After starting with soy byproducts, Renewal Mill added oat milk leftovers. The company’s product developer, pastry chef and author Alice Medrich, continues to develop new offerings. Renewal Mills owners are negotiating with an Italian pasta manufacturer to find a place for oat byproducts.

Cotto, a 2010 Falmouth Academy graduate who studied human science with a focus on nutrition at Georgetown University, has worked on food projects around the world — including an internship with Michelle Obama’s “Let’s Move!” initiative and a Fulbright Fellowship in Taiwan.

The upcycling food trend is growing, said Cotto. noting that the newly formed Upcycled Food Association went from nine members to 70 in a few months.

Chefs such as Dan Barber with his New York City pop-up restaurant “WastED,” and its iconic carrot-top pesto, did a lot to bring the issue to light for chefs, she said.
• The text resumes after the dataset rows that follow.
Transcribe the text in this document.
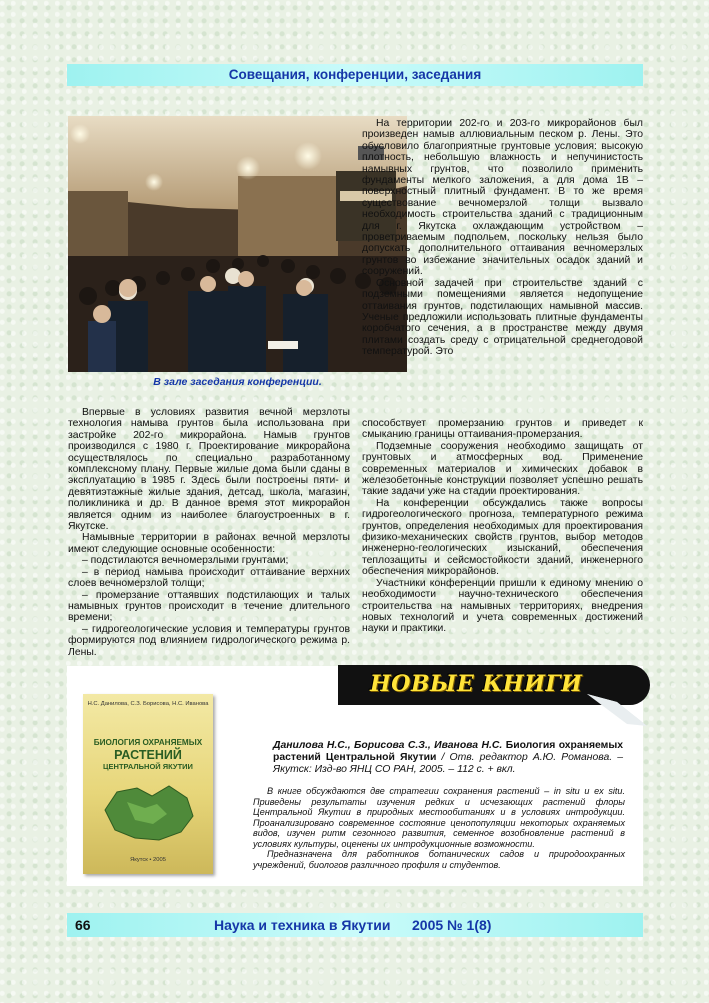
Совещания, конференции, заседания
В зале заседания конференции.

На территории 202-го и 203-го микрорайонов был произведен намыв аллювиальным песком р. Лены. Это обусловило благоприятные грунтовые условия: высокую плотность, небольшую влажность и непучинистость намывных грунтов, что позволило применить фундаменты мелкого заложения, а для дома 1В – поверхностный плитный фундамент. В то же время существование вечномерзлой толщи вызвало необходимость строительства зданий с традиционным для г. Якутска охлаждающим устройством – проветриваемым подпольем, поскольку нельзя было допускать дополнительного оттаивания вечномерзлых грунтов во избежание значительных осадок зданий и сооружений.

Основной задачей при строительстве зданий с подземными помещениями является недопущение оттаивания грунтов, подстилающих намывной массив. Ученые предложили использовать плитные фундаменты коробчатого сечения, а в пространстве между двумя плитами создать среду с отрицательной среднегодовой температурой. Это

Впервые в условиях развития вечной мерзлоты технология намыва грунтов была использована при застройке 202-го микрорайона. Намыв грунтов производился с 1980 г. Проектирование микрорайона осуществлялось по специально разработанному комплексному плану. Первые жилые дома были сданы в эксплуатацию в 1985 г. Здесь были построены пяти- и девятиэтажные жилые здания, детсад, школа, магазин, поликлиника и др. В данное время этот микрорайон является одним из наиболее благоустроенных в г. Якутске.

Намывные территории в районах вечной мерзлоты имеют следующие основные особенности:

– подстилаются вечномерзлыми грунтами;

– в период намыва происходит оттаивание верхних слоев вечномерзлой толщи;

– промерзание оттаявших подстилающих и талых намывных грунтов происходит в течение длительного времени;

– гидрогеологические условия и температуры грунтов формируются под влиянием гидрологического режима р. Лены.

способствует промерзанию грунтов и приведет к смыканию границы оттаивания-промерзания.

Подземные сооружения необходимо защищать от грунтовых и атмосферных вод. Применение современных материалов и химических добавок в железобетонные конструкции позволяет успешно решать такие задачи уже на стадии проектирования.

На конференции обсуждались также вопросы гидрогеологического прогноза, температурного режима грунтов, определения необходимых для проектирования физико-механических свойств грунтов, выбор методов инженерно-геологических изысканий, обеспечения теплозащиты и сейсмостойкости зданий, инженерного обеспечения микрорайонов.

Участники конференции пришли к единому мнению о необходимости научно-технического обеспечения строительства на намывных территориях, внедрения новых технологий и учета современных достижений науки и практики.

НОВЫЕ КНИГИ
Н.С. Данилова, С.З. Борисова, Н.С. Иванова
БИОЛОГИЯ ОХРАНЯЕМЫХ
РАСТЕНИЙ
ЦЕНТРАЛЬНОЙ ЯКУТИИ
Якутск • 2005
Данилова Н.С., Борисова С.З., Иванова Н.С. Биология охраняемых растений Центральной Якутии / Отв. редактор А.Ю. Романова. – Якутск: Изд-во ЯНЦ СО РАН, 2005. – 112 с. + вкл.

В книге обсуждаются две стратегии сохранения растений – in situ и ex situ. Приведены результаты изучения редких и исчезающих растений флоры Центральной Якутии в природных местообитаниях и в условиях интродукции. Проанализировано современное состояние ценопопуляции некоторых охраняемых видов, изучен ритм сезонного развития, семенное возобновление растений в условиях культуры, оценены их интродукционные возможности.

Предназначена для работников ботанических садов и природоохранных учреждений, биологов различного профиля и студентов.

66	Наука и техника в Якутии 2005 № 1(8)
“I think there was a misrepresentation of the food waste problem at one time, but in the past 10 years, that has shifted,” Cotto said. “Millennials are asking, ‘Where did this come from?’ and finding it is really cool to know their food is helping to fully use resources and fight climate change.”

Kim Cotto, left, and her daughter, Caroline, in front of Sweet Caroline's Ice Cream in Sandwich. Kim has been selling sells her daughter's Renewal Mill brownie mix at the famiy's business on Route 130.  "Customers are really excited about how it supports working against climate change and (reducing) food waste," she says.